那望不到邊的稻谷、蕎麥、粟米,如同磁石般吸引著饑餓的豺狼。
斥候不斷回報,對岸的游騎數量明顯增多,窺探的頻率加劇。
顯然,草原上的部落已經蠢蠢欲動,或為了報去年之仇,或南下“打草谷”的欲望空前強烈。
面對即將到來的威脅,鐵血軍寨及其附屬的戍堡體系早已進入全面戒備狀態。
軍寨水師雖擁有新造的戰船,卻謹記秦猛的命令,并未暴露真實實力,平日只有幾艘小船在河面例行巡視,給對岸的韃子造成守軍力量有限的假象。
偶爾有小股韃子試圖用竹筏、皮筏渡河騷擾,也均被嚴陣以待的各營巡邏隊迅速擊退。
這不僅是發生在秦猛的防區。
同樣發生在呼幽州虎賁軍,并州鷹揚軍和熊羆軍所駐扎的邊塞,而且更加頻繁,形勢嚴峻。
日子在緊張的備戰與繁忙的農事中悄然流逝!
軍寨外圍,規劃出的廣袤牧場已徹底建立。
昔日林帶邊緣,方圓十多里的區域被堅固的防護欄環繞,各隊官兵分段駐守,警戒森嚴。
牧場內,數千匹戰馬、近萬頭牛羊,或在寬敞的馬廄中接受精心飼養,或被經驗日益豐富的牧民驅趕到水草豐美之處放牧。

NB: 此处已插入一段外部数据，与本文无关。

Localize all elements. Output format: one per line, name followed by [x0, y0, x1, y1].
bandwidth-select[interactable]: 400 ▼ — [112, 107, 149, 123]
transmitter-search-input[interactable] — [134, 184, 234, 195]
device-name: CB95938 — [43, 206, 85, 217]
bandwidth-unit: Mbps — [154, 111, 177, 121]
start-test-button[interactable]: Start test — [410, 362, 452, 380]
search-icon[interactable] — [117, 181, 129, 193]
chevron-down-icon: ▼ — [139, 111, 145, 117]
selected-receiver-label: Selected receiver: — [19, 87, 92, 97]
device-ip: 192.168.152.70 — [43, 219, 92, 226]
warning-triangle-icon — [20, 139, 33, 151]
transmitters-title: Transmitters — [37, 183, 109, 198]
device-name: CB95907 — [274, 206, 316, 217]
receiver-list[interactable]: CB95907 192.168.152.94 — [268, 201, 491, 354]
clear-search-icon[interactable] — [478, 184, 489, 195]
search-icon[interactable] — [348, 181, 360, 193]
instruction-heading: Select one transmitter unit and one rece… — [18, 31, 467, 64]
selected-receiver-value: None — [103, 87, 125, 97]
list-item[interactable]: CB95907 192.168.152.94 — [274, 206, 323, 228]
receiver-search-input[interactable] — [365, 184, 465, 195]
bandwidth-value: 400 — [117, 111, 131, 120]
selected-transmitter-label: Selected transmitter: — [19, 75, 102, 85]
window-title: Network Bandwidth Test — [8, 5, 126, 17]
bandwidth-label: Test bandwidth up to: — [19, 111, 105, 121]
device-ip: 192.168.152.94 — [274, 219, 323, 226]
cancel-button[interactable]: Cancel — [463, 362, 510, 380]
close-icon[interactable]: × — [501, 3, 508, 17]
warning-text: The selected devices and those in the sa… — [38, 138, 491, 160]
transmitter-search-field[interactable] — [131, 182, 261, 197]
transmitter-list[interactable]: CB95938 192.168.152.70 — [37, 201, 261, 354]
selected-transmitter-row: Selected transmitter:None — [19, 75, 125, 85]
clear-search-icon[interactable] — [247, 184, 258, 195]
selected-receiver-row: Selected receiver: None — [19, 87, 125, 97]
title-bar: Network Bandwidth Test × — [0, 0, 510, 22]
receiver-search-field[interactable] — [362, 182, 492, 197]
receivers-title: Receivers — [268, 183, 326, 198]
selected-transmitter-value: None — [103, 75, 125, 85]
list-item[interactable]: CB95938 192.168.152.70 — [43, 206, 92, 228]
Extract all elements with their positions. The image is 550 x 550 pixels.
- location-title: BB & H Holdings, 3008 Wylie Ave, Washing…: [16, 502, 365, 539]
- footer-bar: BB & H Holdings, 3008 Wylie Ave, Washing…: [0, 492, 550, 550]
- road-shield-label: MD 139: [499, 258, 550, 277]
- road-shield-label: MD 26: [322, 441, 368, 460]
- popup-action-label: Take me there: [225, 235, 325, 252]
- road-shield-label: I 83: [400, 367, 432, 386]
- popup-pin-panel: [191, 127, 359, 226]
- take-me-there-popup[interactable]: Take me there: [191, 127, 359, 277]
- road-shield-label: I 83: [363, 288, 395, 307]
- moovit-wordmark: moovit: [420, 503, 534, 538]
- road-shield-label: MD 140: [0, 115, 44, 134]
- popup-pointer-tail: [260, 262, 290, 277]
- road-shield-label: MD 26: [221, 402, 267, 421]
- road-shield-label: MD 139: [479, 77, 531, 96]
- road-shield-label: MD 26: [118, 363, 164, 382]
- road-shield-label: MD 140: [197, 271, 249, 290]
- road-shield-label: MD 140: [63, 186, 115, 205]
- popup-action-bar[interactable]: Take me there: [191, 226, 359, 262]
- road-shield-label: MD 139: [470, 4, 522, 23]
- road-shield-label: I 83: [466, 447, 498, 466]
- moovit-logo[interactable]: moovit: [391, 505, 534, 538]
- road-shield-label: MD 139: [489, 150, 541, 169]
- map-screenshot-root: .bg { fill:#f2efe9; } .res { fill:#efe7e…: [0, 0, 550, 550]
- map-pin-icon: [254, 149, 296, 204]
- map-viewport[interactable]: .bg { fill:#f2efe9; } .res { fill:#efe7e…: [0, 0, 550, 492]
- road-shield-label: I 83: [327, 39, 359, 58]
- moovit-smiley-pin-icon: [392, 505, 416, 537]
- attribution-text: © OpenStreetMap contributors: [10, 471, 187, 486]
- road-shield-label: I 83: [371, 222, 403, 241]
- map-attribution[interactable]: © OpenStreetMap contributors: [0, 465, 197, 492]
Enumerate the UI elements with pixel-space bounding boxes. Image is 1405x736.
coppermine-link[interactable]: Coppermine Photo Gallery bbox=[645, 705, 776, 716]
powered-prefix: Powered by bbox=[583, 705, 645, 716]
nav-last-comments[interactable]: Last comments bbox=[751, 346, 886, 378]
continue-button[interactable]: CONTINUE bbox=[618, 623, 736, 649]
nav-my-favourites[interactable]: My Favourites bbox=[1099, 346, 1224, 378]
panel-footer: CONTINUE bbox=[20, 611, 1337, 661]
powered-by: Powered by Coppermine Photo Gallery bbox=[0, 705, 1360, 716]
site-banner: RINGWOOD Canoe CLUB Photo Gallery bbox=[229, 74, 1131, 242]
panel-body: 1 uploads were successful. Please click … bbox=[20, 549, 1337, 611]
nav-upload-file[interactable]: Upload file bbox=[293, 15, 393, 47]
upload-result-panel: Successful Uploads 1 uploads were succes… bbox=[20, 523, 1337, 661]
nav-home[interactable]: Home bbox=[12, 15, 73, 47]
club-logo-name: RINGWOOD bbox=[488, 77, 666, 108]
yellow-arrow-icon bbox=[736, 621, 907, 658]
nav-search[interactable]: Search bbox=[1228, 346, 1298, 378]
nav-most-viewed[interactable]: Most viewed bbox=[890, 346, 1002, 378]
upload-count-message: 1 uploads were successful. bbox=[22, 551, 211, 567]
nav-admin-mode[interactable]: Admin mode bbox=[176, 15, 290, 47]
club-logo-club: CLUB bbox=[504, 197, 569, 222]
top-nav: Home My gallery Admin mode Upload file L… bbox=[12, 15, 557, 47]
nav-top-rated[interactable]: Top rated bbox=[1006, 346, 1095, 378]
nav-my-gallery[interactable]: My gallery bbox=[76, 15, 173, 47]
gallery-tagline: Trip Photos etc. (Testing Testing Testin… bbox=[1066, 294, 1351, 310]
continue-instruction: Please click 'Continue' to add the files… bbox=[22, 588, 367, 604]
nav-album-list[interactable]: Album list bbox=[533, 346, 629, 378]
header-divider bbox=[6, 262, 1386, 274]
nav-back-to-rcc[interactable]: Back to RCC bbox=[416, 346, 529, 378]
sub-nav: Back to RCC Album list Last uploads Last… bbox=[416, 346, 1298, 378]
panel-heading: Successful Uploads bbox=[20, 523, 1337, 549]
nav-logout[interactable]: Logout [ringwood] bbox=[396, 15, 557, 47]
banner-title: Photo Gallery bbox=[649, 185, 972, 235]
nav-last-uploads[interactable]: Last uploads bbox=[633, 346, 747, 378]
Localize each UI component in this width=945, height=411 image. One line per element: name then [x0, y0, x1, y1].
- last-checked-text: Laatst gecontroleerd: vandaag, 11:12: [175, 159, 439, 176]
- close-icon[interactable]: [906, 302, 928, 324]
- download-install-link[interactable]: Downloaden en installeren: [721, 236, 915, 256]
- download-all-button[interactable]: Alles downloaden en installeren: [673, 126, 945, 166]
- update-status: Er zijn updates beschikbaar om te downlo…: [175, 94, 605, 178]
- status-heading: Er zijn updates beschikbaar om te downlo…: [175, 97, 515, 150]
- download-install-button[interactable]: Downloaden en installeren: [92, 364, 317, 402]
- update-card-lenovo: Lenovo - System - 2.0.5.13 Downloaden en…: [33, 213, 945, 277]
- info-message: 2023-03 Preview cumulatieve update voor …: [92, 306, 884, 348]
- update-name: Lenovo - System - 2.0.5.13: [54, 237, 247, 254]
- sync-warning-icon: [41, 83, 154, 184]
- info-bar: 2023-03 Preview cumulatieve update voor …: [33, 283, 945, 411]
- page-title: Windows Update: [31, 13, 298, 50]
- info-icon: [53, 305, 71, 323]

由狼戎族女子為主的奶制品工坊建立了處,她們熟練地擠奶、發酵,制作出大量耐儲存的奶酪和奶渣。
這些高能量的食物被優先供應給正在長身體的孩童、訓練量巨大的軍隊以及需要營養的老人傷兵。
軍寨內各項事務逐漸步入正軌,顯得井井有條。
位于側翼的雙渦堡,原本殘破的堡墻早已煥然一新,并且向外進行了大規模擴建。
新堡墻根基夯得更加結實,更高更厚,其上矗立著上百座堅固高大的寨樓,箭孔密布,守望相助。
堡內安置了大量吸納來的流民,人口已逐漸超過四千。
負責此地防務的張富貴、林軍二人,不僅保持著一千多名裝備精良、訓練有素的常備戰兵。
更將堡內所有符合條件的青壯年乃至半大小子,都按什伍編制分組編隊,利用農閑時節嚴格操練。
甚至不少健壯婦人也組織起來,進行簡單的弓弩射擊或物資搬運訓練,以備不時之需。
整個雙渦堡,儼然一座軍民一體、時刻備戰的堅城。
另一側的蘆葦堡,重建工作更是如火如荼。
在軍寨大力投入人力物力,以及“以工代賑”吸納流民的政策下,這片戍堡廢墟之上,一座更加堅固、規劃更合理的軍事戍堡正浴火重生。
——依舊沿用以前的名字蘆葦堡!
代堡主李山展現出不凡的組織才能,他一邊組織人手參與筑城、訓練新兵,一邊協助安頓下來的百姓開墾荒地,爭取早日實現糧食自給。
如今,以鐵血軍寨為核心,左右雙渦、蘆葦兩座戍堡為犄角,其間相隔的遼闊地域上。
三處堡寨為支點,多座屯兵營寨、烽火哨卡悄然修建,快速通道也被拓寬修繕,平整堅實。
界河之上,新組建的水軍船隊時常巡航,與陸上據點相互呼應,一套水陸聯防的體系已初具雛形,嚴密防范著草原上那些窺伺的“豺狗”。
最令人震撼的是,東部山脈邊緣的聚集地的變化。
此地,正以日新月異的速度,蛻變為一片充滿生機與力量的邊疆新城。
走出深山的山蠻與百越族人安頓好后,在農業部人員的帶領下,不厭其煩地教導他們揮舞著各種農具,將一片片荒地開墾成整齊的田壟。
蘿卜、白菜等作物的嫩苗迅速破土,染綠了土地,不僅學著辯認,也安定了新附民眾的心。